There’s a common trope in space opera; infiltration, even into the securest of secure facilities, is so easy you have to wonder why anyone even bothers with the sturdy walls, the iron doors, the wandering killbots, and the guards. You could rent a nice open-plan villa somewhere, get a much more pleasant working environment for much less money, and not significantly affect the difficulty of sneaking in and then back out.
This is one of the few space operas I have read that actually has an in-story reason why the particular secure facility is so easy for the good guys to penetrate: the Panarchist palace has only recently been commandeered by the bad guys and while the bad guys don’t have all the security codes, the good guys do.
The book doesn’t even try to be a standalone, but the cover does honestly reveal that this is book one of a series. The book is also interesting as a physical artefact; at 442 pages, it is shorter than that its bulk would indicate. There is probably some boring accounting reason for this (thicker paper may have been cheaper at the time) but I have also heard an interesting and entirely unverified rumour that provides an alternate explanation. In themid-1990s, some in the book trade were convinced that readers were more likely to buy books that gave them a good page per dollar value. Bulkier paper could provide the heft that mere word count could not.
The authors do not burden the reader with shades of gray: the Panarchy may not be all that great and their aristocrats seem to be eager to latch onto the “it’s the system, not us” excuse for various shortcomings, but the antagonists are much, much worse. It’s basically the Holy Roman Empire against the Planet of Evil Bastards and it is not that hard to pick a side.
The new editions of the Exordium books can be purchased here.
1:I don’t know if there are literally a thousand stars in the Thousand Stars or if a thousand stars is just the local version of “many.”I do know that if you get into a dispute with a teacher over whether the milli in millipede is literal or figurative, teachers want a heads up before you pour a bag of millipedes onto their desk so youc an count legs together. I mean, I know that now.
2:There’s a certain similarity between the (off-stage) machine intelligences and the AIs that turn up in the absolutely dreadful Dune sequels that Tor later inflicted on a long-suffering world. I cannot say if that is parallel development or … emulation, shall we say,but I can say that the Exordium books came first.
3:Specifically, I heard that a particular best-selling fantasy author published by Tor was convinced that the reason that Robert Jordan’s books sold better than their books was purely because Jordan’s books looked longer (because they were longer). This author was said to have insisted that their books be printed on a bulkier paper stock,which would increase the thickness of the book [4]. This does not seem entirely unreasonable.
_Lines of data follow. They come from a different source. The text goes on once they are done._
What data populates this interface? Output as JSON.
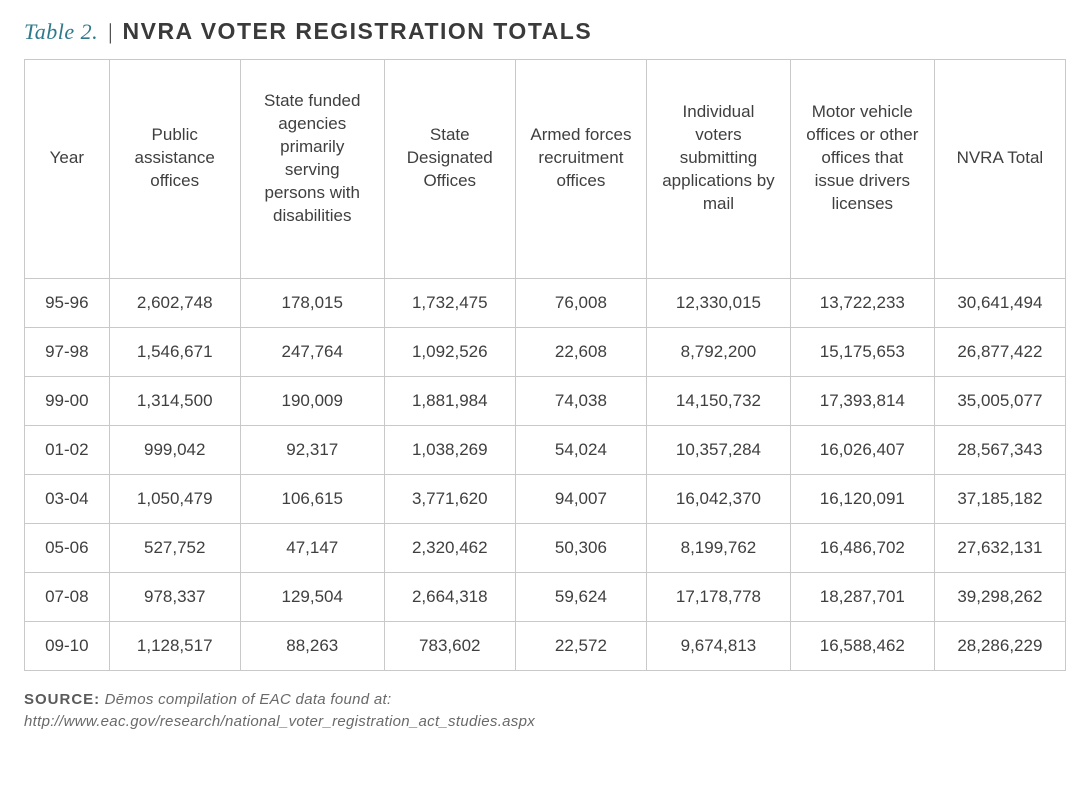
{
  "header": {
    "label": "Table 2.",
    "separator": "|",
    "title": "NVRA VOTER REGISTRATION TOTALS"
  },
  "table": {
    "columns": [
      "Year",
      "Public assistance offices",
      "State funded agencies primarily serving persons with disabilities",
      "State Designated Offices",
      "Armed forces recruitment offices",
      "Individual voters submitting applications by mail",
      "Motor vehicle offices or other offices that issue drivers licenses",
      "NVRA Total"
    ],
    "col_classes": [
      "c-year",
      "c-mid",
      "c-wide",
      "c-mid",
      "c-mid",
      "c-wide",
      "c-wide",
      "c-mid"
    ],
    "rows": [
      [
        "95-96",
        "2,602,748",
        "178,015",
        "1,732,475",
        "76,008",
        "12,330,015",
        "13,722,233",
        "30,641,494"
      ],
      [
        "97-98",
        "1,546,671",
        "247,764",
        "1,092,526",
        "22,608",
        "8,792,200",
        "15,175,653",
        "26,877,422"
      ],
      [
        "99-00",
        "1,314,500",
        "190,009",
        "1,881,984",
        "74,038",
        "14,150,732",
        "17,393,814",
        "35,005,077"
      ],
      [
        "01-02",
        "999,042",
        "92,317",
        "1,038,269",
        "54,024",
        "10,357,284",
        "16,026,407",
        "28,567,343"
      ],
      [
        "03-04",
        "1,050,479",
        "106,615",
        "3,771,620",
        "94,007",
        "16,042,370",
        "16,120,091",
        "37,185,182"
      ],
      [
        "05-06",
        "527,752",
        "47,147",
        "2,320,462",
        "50,306",
        "8,199,762",
        "16,486,702",
        "27,632,131"
      ],
      [
        "07-08",
        "978,337",
        "129,504",
        "2,664,318",
        "59,624",
        "17,178,778",
        "18,287,701",
        "39,298,262"
      ],
      [
        "09-10",
        "1,128,517",
        "88,263",
        "783,602",
        "22,572",
        "9,674,813",
        "16,588,462",
        "28,286,229"
      ]
    ],
    "border_color": "#c9c9c9",
    "header_fontsize": 17,
    "cell_fontsize": 17,
    "text_color": "#3f3f3f"
  },
  "source": {
    "label": "SOURCE:",
    "text": "Dēmos compilation of EAC data found at:",
    "url": "http://www.eac.gov/research/national_voter_registration_act_studies.aspx"
  },
  "colors": {
    "accent": "#2e7a8a",
    "title": "#3a3a3a",
    "background": "#ffffff"
  }
}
When I was a bookseller, I noted that some customers sought out long books, believing that such books would be less expensive per page. More reading, lower cost.
I dare not identify the author in question, but I will say this: it was not Robert Jordan.
4:I vaguely recall that there was also an art to choosing a thickness that encouraged placing the book face-out over spine-out, or so I was told. I no longer remember the magic page count. It was one that maximized face-out-ness without unduly increasing printing costs.
Having considered this at greater length, the rule of thumb may have involved a maximum length and not a minimum one. If so, it operated to encourage shorter books. Judging by the behemoths that came out in the 1990s, it did so ineffectively.